Quem lê os jornais com frequência se cansa de ouvir reclamações de funcionários do Executivo, de membros do Ministério Público e de parlamentares que querem o poder de acessar nossas contas bancárias sem a necessidade de passarem pelo crivo judicial.


Sempre no mesmo diapasão, os argumentos contrários à proteção ao sigilo bancário vão do ditado "Quem não deve não teme" à frase de efeito "Os criminosos empregam métodos tecnológicos velozes, tornando imperiosa a aplicação de modernos meios de investigação".


Na perspectiva do direito, nem o apelo à cultura popular nem o diagnóstico novidadeiro conseguem abalar a convicção de quem estuda o texto constitucional e entende a tripartição do poder do Estado. Muito menos convence a quem reconhece a privacidade como valor para cada um de nós e para a sociedade brasileira como um todo.


Entretanto, raciocinar nessa linha lógica é inútil, na medida em que os opositores à tutela judicial do segredo bancário levam o debate ao campo da emoção, quando não buscam vencer a discussão a partir de mentiras, algumas recheadas de dados econômicos ou criminológicos pouco confiáveis.


Para a sorte do cidadão, fatos recentes vêm pôr em xeque a vantagem que os justiceiros da economia levavam sobre os defensores da legalidade. Afinal, a divulgação de nomes e de operações financeiras nos jornais dos últimos dias mostra que não é qualquer um que pode obter e guardar dados confidenciais.

Seguindo a ordem de preocupação dos que negam o sigilo bancário como um direito, o primeiro a perder com a publicidade indevida é o próprio Estado, que tem as investigações criminais fadadas ao fracasso, pois tais notícias fazem desaparecer o produto do crime, as provas, as testemunhas e, às vezes, os próprios investigados.


Depois, sofrem os responsáveis pelas devassas, que passam de inquisidores a investigados, porque quem não preserva dado sigiloso, ou o divulga, pode vir a responder a inquérito policial e a processo administrativo, sem falar na obrigação de indenizar os lesados.


Na sequência, o prejuízo se espraia para a sociedade, que tem de conviver com o escândalo do momento, o que leva ao descrédito nas instituições, com reflexos no âmbito político e econômico.


Ao fim, degrada-se o mais esquecido de todos.
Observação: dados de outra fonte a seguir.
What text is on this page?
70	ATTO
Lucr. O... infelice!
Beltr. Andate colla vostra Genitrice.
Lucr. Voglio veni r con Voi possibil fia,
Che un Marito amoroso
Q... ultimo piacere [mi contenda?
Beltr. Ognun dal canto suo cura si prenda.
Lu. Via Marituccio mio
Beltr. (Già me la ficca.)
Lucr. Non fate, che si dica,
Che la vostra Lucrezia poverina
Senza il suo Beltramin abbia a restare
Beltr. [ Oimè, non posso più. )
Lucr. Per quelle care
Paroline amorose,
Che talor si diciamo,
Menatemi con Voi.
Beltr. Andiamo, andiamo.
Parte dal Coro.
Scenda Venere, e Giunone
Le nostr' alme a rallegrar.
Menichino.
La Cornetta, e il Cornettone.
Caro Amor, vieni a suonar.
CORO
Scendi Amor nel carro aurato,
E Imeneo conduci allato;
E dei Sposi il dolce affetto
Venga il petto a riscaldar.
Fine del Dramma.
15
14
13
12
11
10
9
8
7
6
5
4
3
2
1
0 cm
Padece o indivíduo que vê o nome divulgado na mídia, graças a informes parciais quanto a operações lícitas, com alusões maldosas de que teria surrupiado algo de alguém, desconhecidos. Este tem de explicar a muitas pessoas, por exemplo, que se utilizou de instrumentos legais de remessa de dinheiro ao exterior, sempre com a certeza de que os interlocutores não acreditam nessa versão dos fatos e preferem encará-lo como lavador de dinheiro.

Se todas as más consequências da indevida propalação de dados bancários não servirem para demonstrar, ainda que por indução, que só o juiz de direito, imparcial, deve determinar a quebra de sigilo bancário - devendo autorizá-la somente nas hipóteses legais e de maneira fundamentada, garantindo a preservação dos dados para os fins judiciais -, nós podemos, ao menos, tirar uma lição: os brasileiros não valorizam o Estado Democrático de Direito.